SACRAMENTO (KGET) — A proposed law that would require companies like PG&E to compensate customers for intentional power shut offs cleared its first hurdle in the legislature Wednesday.
“It’s about giving utilities an incentive to use planned blackouts as a scalpel and not as a sledge hammer,” said Sen. Scott Weiner (D-San Francisco).
Wiener’s proposal to hold utility companies accountable in massive power shut offs faced its first legislative test Wednesday.
The law would put a system in place to try to bring balance to the intentional black outs that interrupted the lives of millions of Californians last fire season.
In some cases, the law would allow customers to be compensated for lost resources.
Representatives for PG&E and other utilities said Wednesday they’re opposed, saying it could discourage them from using what they consider an important safety measure.
“This bill we think sets up the wrong incentive structure and penalizes us when we try to do the right thing to keep the public safe,” said Adam Smith, with Southern California Edison.

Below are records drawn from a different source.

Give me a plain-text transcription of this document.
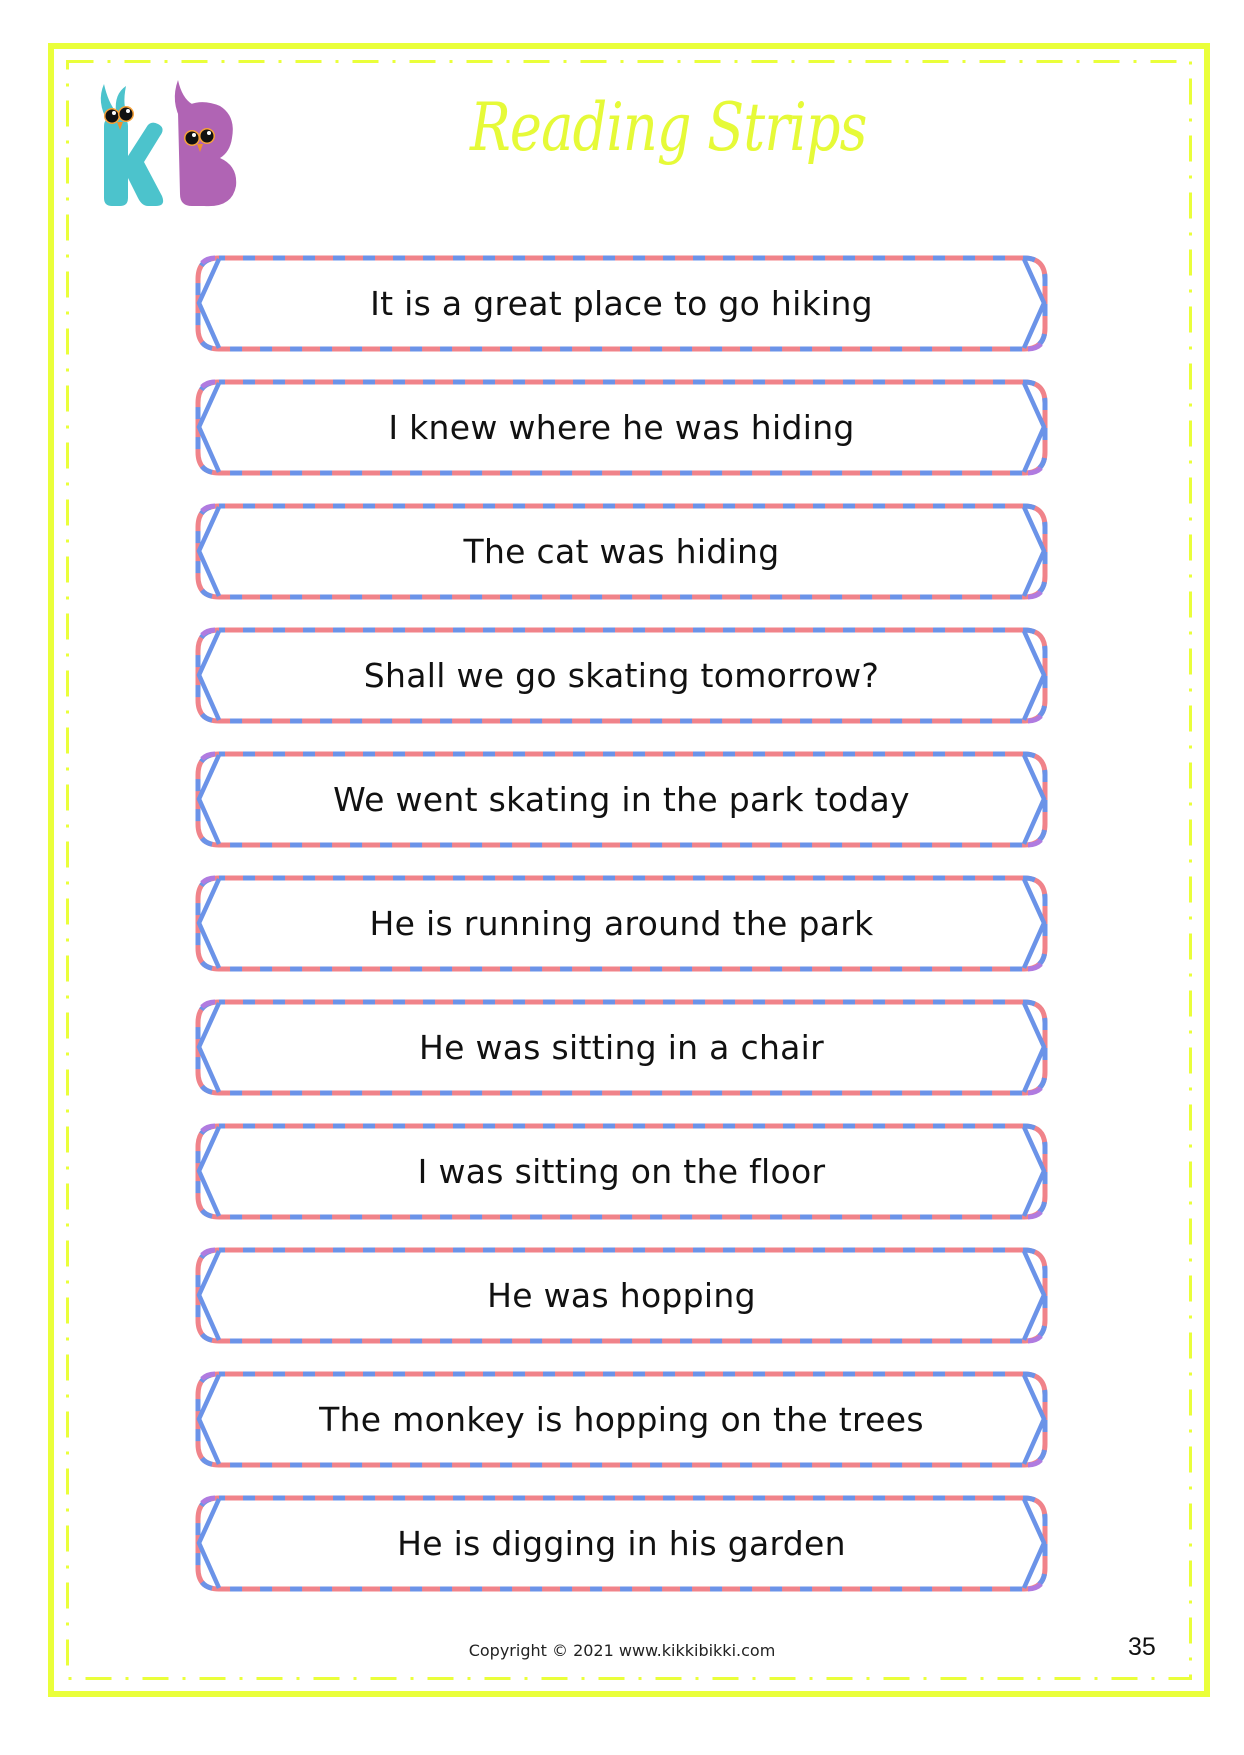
Reading Strips
It is a great place to go hiking
I knew where he was hiding
The cat was hiding
Shall we go skating tomorrow?
We went skating in the park today
He is running around the park
He was sitting in a chair
I was sitting on the floor
He was hopping
The monkey is hopping on the trees
He is digging in his garden
Copyright © 2021 www.kikkibikki.com	35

Despite a handful of democrats also sharing that concern, the committee passed the bill 10-1.
Senators acknowledge policies for future planned blackouts might be better in the hands of the governor and state regulators.
“The Governor and the PUC are working closely to develop certain metrics around the future of blackouts, and I think that’s where this issue needs to be addressed,” said Sen. Jerry Hill (D-San Mateo).
This bill now heads to the Senate appropriations committee and if passed, this could be heard on the Senate floor in the coming weeks.